Dabei rückte neben den sportlichen Aspekten auch der Mannschaftsgedanke in den Vordergrund: „Wir wollen als Mannschaft auftreten und nicht als Einzelteile. Wichtig ist, dass einer für den anderen läuft, in jeder Phase des Spiels“, sagte der zuständige FVR-Verbandstrainer Clemens Decker. „Schon Kleinigkeiten wie gemischte Zimmerbelegungen ohne Vereinsgruppen können helfen, aus vielen Talenten ein echtes Team zu formen.“
Sportlich wurde den Jungs einiges abverlangt: acht Trainingseinheiten und zwei Spiele innerhalb einer Woche. Inhalte wie gemeinsames hohes Verteidigen, Kompaktheit und klare Rollen auf den Positionen standen im Fokus. „Die Ligen, in denen unsere Jungs normalerweise spielen, sind nicht mit den Auswahlgegnern zu vergleichen“, sagte Decker – umso wichtiger sei es, Tempo und Intensität in einem solchen Trainingslager zu erleben.

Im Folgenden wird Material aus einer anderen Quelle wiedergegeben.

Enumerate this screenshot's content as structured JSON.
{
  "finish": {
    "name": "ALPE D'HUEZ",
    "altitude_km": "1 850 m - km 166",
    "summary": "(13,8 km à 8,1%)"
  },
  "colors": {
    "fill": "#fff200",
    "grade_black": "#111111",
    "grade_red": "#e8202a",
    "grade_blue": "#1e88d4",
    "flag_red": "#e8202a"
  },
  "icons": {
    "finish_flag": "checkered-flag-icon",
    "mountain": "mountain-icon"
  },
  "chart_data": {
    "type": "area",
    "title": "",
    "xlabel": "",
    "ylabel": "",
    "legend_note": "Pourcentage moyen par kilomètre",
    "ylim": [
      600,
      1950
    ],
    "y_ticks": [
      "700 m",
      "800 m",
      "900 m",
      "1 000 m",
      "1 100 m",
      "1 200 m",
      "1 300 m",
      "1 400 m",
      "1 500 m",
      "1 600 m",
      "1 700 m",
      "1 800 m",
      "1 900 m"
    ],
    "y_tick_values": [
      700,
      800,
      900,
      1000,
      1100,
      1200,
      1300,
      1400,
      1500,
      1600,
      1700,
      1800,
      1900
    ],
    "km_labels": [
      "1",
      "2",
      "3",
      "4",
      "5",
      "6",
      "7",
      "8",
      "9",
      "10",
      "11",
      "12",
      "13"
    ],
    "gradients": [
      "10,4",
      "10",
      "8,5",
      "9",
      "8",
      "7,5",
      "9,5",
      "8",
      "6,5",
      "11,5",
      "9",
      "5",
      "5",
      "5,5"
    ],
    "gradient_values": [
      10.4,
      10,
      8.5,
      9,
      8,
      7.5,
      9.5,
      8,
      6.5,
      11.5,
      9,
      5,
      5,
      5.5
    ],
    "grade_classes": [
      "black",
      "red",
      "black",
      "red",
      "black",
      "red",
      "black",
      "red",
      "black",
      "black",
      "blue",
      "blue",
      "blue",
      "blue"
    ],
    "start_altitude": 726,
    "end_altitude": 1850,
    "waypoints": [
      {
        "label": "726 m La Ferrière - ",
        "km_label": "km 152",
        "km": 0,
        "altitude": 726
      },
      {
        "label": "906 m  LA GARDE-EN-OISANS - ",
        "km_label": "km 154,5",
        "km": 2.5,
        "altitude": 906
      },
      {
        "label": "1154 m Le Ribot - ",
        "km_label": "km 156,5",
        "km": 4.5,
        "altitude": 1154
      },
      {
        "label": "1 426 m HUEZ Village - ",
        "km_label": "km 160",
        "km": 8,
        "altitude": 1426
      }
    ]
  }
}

Gespielt wurde gegen zwei Mannschaften aus der höchsten katalonischen U16-Liga. Im ersten Spiel brauchte die FVR-Auswahl etwas, um mit Tempo und schwierigen Witterungsbedingungen zurechtzukommen, 1:1 hieß es am Ende. Im zweiten Test gelang es dem Team, den Gegner über 90 Minuten aggressiv unter Druck zu setzen – der 4:0-Sieg war aus Trainersicht vor allem das Ergebnis dieser gemeinsamen, mutigen Spielweise. „Viel wichtiger als das Ergebnis ist für uns, dass die Jungs sehen: Wenn wir unsere Idee konsequent umsetzen, können wir auch starke Gegner stressen“, meinte Decker.

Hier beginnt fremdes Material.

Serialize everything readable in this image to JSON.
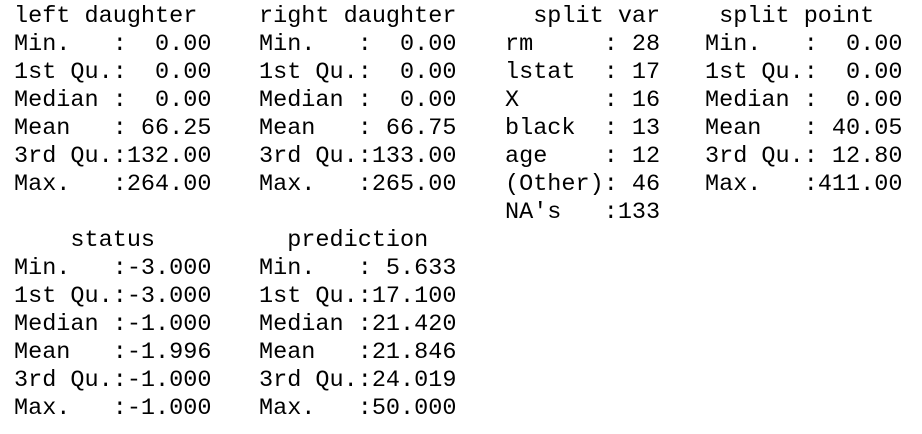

Neben den Einheiten auf dem Platz standen für die Mannschaft, mit der neben Decker auch Co-Trainer Manfred Rehbein, Torwarttrainer Frank Thieltges, Betreuer Helmut Hohl, Videoanalyst Niklas Ehlen und Physiotherapeutin Verena Studt nach Spanien gereist waren, ein Ausflug nach Barcelona und ein Nachmittag im nahegelegenen Calella auf dem Programm. In der Wochenmitte nutzte das Trainerteam zudem die Gelegenheit für Einzelgespräche, um sportliche und persönliche Themen in Ruhe zu besprechen. Decker lobt das Verhalten seiner Mannschaft: „Die Jungs haben sich die ganze Woche über toll verhalten, der Fokus hat klar auf Fußball gelegen.“
Möglich wurde das Trainingslager durch die Unterstützung des Verbandes sowie eine Eigenbeteiligung der Spieler. Decker ist dafür ausdrücklich dankbar: „Wenn man unter professionelleren Bedingungen arbeiten kann – mit kleinem Trainerteam, Physiotherapie und allem rundherum –, bekommen die Jungs das Gefühl: Es dreht sich gerade alles um Fußball.“ Für viele sei die Auswahl etwas Besonderes, gerade weil es im Rheinland kein Nachwuchsleistungszentrum gebe.
„Unsere Aufgabe ist es, die Spieler im Rheinland so gut wie möglich mitzuentwickeln“, sagte Decker. Ob der Weg später in die Oberliga, Regionalliga oder höher führt – das Trainingslager in Spanien soll dafür ein wichtiger Baustein sein: sportlich, motivierend und als Erlebnis, das die Identifikation mit der FVR-Auswahl weiter stärkt.